Figure 4. Membrane properties of neurons transduced with second-generation rabies viral vectors remain normal for at least eight weeks.

(a) Confocal images of basolateral amygdala neurons projecting to the nucleus accumbens retrogradely labeled with either retrobeads (RB, left panels), first generation rabies virus expressing Cre (ΔG, middle panels), or second generation of rabies virus expressing Cre (ΔGL, right panels), imaged after targeted whole-cell recording. (b) Representative traces of a seal test response in voltage-clamp, and (c) a ramp test to induce action potential firing in current-clamp mode. (d) The series resistance (Rs), capacitance (Cm), membrane resistance (Rm), decay time constant (Tau), and (e) holding current at −70 mV were not different between the three experimental groups (one-way ANOVA, F(2,36)=2.51, p=0.096 (Rs); F(2,36)=1.35, p=0.27 (Cm); F(2,36)=1.38, p=0.26 (Rm); F(2,36)=0.126, p=0.88 (Tau) – n=13(RB), 15(ΔG), and 11(ΔGL); one-way ANOVA, F(2,35)=3.14, p=0.056 (holding current) – n=13(RB), 14(ΔG), and 11(ΔGL)). (f) The action potential (AP) threshold was significantly more negative for the surviving cells transduced with the first generation RV compared to cells containing RB while cells transduced with the second generation RV did not show a difference compared to RB containing cells (one-way ANOVA, F(2,36)=4.29, *p=0.021, RB vs ΔG **p<0.05, RB vs ΔGL p>0.05; n=13(RB), 15(ΔG), and 11 (ΔGL)).
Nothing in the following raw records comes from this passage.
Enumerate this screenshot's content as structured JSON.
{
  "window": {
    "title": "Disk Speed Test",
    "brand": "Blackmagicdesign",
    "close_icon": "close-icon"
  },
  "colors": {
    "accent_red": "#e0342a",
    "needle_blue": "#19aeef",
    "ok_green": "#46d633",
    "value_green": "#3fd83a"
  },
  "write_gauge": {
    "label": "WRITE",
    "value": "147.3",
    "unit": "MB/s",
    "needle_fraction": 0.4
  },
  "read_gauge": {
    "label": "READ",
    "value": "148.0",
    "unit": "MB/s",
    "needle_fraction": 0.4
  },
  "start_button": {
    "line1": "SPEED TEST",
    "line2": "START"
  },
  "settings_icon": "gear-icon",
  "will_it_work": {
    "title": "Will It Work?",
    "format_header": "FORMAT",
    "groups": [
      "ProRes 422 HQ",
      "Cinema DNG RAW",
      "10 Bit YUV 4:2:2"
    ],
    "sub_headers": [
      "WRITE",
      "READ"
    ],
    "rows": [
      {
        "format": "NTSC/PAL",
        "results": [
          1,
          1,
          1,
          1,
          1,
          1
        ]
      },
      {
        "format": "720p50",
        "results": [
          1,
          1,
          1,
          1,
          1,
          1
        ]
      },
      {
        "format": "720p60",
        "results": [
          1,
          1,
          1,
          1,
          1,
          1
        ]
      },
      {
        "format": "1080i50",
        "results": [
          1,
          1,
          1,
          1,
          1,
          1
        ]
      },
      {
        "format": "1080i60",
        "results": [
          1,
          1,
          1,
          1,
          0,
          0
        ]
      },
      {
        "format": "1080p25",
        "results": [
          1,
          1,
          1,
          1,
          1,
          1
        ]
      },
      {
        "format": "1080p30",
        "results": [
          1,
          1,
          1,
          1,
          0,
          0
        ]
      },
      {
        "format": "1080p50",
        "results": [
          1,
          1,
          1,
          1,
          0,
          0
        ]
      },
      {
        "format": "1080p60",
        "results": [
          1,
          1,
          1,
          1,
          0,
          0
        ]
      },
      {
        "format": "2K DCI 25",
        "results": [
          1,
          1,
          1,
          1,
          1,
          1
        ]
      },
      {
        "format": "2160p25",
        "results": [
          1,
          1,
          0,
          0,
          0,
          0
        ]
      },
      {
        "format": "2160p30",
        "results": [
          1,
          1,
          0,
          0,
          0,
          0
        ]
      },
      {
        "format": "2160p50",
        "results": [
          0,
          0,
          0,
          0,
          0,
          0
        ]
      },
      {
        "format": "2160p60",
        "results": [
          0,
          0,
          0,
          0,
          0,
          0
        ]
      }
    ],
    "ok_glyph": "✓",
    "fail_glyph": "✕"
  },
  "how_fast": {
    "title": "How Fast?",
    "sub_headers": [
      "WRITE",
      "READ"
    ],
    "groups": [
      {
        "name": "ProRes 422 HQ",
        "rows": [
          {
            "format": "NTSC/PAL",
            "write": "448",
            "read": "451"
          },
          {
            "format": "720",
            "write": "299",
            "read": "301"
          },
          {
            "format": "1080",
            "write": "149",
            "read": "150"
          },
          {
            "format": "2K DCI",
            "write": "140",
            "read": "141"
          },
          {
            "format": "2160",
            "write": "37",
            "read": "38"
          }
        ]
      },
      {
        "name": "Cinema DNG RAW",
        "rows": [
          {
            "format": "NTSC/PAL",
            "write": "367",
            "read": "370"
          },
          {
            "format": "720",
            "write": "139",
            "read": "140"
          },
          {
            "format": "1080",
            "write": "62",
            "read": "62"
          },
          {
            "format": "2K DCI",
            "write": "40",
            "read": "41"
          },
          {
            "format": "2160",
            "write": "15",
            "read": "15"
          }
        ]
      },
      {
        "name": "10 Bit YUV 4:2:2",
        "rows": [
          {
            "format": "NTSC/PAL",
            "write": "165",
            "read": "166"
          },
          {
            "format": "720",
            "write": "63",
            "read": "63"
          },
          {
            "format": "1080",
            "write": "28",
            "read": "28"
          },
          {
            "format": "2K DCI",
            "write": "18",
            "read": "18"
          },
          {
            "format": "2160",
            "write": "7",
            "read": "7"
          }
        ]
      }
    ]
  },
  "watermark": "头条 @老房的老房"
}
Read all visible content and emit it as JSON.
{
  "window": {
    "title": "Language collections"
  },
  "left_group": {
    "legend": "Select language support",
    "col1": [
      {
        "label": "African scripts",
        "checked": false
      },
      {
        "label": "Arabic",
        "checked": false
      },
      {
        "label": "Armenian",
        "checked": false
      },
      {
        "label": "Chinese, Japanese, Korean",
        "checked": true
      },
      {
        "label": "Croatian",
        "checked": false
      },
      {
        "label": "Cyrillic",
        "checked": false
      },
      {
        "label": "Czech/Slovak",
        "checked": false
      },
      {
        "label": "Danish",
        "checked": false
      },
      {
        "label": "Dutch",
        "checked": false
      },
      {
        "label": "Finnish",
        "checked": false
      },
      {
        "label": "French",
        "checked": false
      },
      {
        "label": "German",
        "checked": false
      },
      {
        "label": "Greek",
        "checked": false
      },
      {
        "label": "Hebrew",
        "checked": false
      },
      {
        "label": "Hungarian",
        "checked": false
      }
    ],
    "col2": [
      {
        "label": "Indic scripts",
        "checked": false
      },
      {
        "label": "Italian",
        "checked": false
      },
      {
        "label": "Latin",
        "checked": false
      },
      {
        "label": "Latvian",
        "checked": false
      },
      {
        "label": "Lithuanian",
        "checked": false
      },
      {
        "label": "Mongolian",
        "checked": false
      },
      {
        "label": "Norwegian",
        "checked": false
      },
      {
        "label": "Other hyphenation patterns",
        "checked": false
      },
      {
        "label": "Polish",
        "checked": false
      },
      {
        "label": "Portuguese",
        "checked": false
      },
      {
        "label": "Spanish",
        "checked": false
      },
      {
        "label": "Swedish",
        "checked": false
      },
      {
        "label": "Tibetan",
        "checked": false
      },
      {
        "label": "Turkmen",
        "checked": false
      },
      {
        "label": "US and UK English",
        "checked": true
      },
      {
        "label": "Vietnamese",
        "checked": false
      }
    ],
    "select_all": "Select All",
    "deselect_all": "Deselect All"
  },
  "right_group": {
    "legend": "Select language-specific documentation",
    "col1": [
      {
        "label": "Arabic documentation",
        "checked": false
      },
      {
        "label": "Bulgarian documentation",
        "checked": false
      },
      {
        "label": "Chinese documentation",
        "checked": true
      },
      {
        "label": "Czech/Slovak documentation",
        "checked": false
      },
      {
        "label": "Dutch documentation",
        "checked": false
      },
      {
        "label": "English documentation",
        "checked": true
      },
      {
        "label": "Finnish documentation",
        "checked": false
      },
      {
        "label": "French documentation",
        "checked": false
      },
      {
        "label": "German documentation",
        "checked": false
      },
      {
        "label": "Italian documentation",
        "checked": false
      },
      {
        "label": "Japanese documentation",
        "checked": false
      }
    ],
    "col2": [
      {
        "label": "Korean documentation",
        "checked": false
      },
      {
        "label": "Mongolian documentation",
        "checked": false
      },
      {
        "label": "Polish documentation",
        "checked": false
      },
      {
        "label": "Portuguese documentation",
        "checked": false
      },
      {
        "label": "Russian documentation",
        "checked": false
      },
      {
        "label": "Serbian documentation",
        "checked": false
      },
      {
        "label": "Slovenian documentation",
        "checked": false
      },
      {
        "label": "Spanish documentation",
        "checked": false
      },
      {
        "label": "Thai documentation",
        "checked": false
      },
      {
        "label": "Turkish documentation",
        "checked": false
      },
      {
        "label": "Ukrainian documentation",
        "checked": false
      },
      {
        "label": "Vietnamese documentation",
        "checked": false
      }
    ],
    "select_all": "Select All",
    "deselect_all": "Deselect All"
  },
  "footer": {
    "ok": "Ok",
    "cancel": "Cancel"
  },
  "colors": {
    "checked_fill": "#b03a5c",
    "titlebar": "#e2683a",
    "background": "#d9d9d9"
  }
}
The minimal current necessary to induce firing (rheobase) was not significantly different between the three groups (one-way ANOVA, F(2,36)=0.531, p=0.59; n=13(RB), 15(ΔG), and 11(ΔGL)). All bar graphs display mean ± s.e.m. Experiments in this figure were performed in 6 animals with similar results in all cases.